Als unsere Blicke sich trafen, trat ein breites Grinsen auf seine Züge, ich bildete mir sogar ein, dass er mir zuzwinkerte.
„Er hat ja geradezu Herzchen in den Augen.“ Jamie gab einen Würgelaut von sich.
„Er steht auf dich. So was von“, stimmte Bailey zu, wobei Lea bekräftigend nickte.
Mir blieb gar keine Zeit, es zu leugnen, denn noch im selben Moment passierte Zac einen der gegnerischen Spieler, der ihm wortwörtlich mit der Faust das Grinsen vom Gesicht schlug.
„O mein Gott!“, stieß ich schockiert aus, als Zacs Kopf zurückkippte durch die Heftigkeit des Hiebes, Blut tropfte von seiner aufgeplatzten Lippe.
Mit einem Mal herrschte Chaos auf dem Feld, die Spieler gingen teils aufeinander los, teils versuchten sie, einander zu trennen.
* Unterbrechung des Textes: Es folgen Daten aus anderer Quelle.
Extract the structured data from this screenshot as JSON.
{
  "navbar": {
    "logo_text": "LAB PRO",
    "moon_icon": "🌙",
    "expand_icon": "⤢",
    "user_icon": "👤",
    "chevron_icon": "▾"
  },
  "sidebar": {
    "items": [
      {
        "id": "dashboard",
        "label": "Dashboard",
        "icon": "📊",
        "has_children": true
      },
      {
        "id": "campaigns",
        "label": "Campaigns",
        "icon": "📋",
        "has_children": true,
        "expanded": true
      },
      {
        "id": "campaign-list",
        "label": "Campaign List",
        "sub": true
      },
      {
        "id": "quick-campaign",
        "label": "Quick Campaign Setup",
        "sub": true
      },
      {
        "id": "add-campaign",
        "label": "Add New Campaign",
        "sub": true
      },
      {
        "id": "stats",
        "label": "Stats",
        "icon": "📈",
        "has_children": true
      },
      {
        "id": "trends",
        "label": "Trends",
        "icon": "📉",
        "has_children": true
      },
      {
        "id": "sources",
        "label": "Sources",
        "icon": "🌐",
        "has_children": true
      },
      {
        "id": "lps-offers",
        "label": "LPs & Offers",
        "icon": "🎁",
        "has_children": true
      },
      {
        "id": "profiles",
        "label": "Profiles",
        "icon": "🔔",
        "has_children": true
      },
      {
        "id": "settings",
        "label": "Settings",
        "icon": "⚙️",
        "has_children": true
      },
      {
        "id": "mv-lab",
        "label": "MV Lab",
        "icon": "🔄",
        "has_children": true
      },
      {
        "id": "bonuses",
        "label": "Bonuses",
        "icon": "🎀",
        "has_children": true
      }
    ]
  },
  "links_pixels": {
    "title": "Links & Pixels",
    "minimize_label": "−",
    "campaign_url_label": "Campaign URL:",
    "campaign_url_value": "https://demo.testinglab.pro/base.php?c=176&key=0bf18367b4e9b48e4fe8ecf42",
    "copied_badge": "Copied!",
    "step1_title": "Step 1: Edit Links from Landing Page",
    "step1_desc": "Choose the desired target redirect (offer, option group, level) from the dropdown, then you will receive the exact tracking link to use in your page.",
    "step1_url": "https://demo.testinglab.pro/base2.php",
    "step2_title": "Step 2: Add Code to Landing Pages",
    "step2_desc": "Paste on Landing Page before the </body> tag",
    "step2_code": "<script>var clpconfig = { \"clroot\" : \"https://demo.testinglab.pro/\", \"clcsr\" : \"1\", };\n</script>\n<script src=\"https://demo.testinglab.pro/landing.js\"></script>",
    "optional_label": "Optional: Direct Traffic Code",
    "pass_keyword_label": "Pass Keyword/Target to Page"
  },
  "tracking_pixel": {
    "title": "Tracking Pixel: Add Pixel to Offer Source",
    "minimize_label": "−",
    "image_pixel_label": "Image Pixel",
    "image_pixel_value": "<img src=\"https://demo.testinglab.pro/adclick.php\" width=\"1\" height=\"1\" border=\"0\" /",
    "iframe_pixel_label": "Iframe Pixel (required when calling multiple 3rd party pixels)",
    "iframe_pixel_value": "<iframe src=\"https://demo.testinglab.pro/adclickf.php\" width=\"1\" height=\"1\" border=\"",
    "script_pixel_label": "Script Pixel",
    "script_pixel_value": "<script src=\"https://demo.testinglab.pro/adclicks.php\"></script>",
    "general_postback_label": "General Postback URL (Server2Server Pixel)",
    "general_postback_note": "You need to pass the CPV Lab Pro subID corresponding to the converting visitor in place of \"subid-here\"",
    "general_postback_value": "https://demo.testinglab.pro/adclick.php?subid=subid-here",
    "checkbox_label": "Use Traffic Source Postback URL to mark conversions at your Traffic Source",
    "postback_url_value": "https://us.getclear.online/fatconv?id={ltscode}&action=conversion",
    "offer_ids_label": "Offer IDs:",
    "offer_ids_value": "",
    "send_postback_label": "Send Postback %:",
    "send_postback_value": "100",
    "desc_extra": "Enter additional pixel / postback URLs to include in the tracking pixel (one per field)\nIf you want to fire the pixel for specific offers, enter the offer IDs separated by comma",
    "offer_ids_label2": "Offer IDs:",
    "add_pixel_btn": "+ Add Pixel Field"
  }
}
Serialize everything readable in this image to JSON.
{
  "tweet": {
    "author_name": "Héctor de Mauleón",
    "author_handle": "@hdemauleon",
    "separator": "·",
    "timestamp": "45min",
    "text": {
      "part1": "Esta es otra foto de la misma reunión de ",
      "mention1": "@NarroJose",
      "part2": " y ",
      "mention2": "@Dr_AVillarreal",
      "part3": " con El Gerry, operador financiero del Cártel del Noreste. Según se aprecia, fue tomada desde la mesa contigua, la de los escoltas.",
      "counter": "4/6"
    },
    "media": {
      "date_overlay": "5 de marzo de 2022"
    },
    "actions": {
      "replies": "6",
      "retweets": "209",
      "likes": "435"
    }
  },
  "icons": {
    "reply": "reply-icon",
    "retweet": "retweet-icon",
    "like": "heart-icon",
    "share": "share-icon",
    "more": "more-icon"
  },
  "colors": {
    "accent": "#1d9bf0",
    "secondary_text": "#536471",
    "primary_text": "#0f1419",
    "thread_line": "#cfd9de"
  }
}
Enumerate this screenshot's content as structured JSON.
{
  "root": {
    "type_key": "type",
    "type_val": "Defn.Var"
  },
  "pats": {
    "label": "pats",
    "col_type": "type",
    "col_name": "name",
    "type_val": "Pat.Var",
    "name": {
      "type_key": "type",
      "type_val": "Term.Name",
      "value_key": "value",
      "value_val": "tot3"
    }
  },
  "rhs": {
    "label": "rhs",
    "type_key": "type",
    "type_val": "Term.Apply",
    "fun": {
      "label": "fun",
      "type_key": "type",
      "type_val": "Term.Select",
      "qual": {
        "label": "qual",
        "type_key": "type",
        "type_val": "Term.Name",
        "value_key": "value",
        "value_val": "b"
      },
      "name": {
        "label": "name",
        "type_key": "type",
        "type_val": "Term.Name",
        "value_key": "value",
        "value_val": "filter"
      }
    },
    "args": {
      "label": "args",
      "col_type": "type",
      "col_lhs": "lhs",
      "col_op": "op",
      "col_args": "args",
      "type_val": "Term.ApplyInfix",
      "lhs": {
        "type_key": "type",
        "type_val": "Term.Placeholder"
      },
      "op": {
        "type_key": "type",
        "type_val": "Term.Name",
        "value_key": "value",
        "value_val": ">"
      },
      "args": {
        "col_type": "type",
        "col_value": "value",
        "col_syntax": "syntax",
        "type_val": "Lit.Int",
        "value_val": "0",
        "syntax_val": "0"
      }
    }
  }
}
Die Haupt- und Linienschiedsrichter stürmten herbei, auch die Coaches gaben ihr Bestes, wieder Ordnung herzustellen. In meinem Innern raste mein Herz wie wild.
„Verdammt, das muss wehtun“, murmelte Jamie, wobei sie meine Gedanken laut aussprach.
„Voll in die Fresse.“ Beinahe hätte ich bei Baileys Worten aufgelacht, doch dazu war die Situation zu ernst, und wenn ich ehrlich mit mir war, schoss so etwas wie Angst oder Sorge durch mich hindurch. Angespannt ballte ich die Hände zu Fäusten und beobachtete das Schauspiel. Erst nachdem die Spieler getrennt worden waren und aus den gegenüberliegenden Ausgängen verschwanden, konnte ich wieder frei atmen. Es schien keiner ernsthaft verletzt worden zu sein.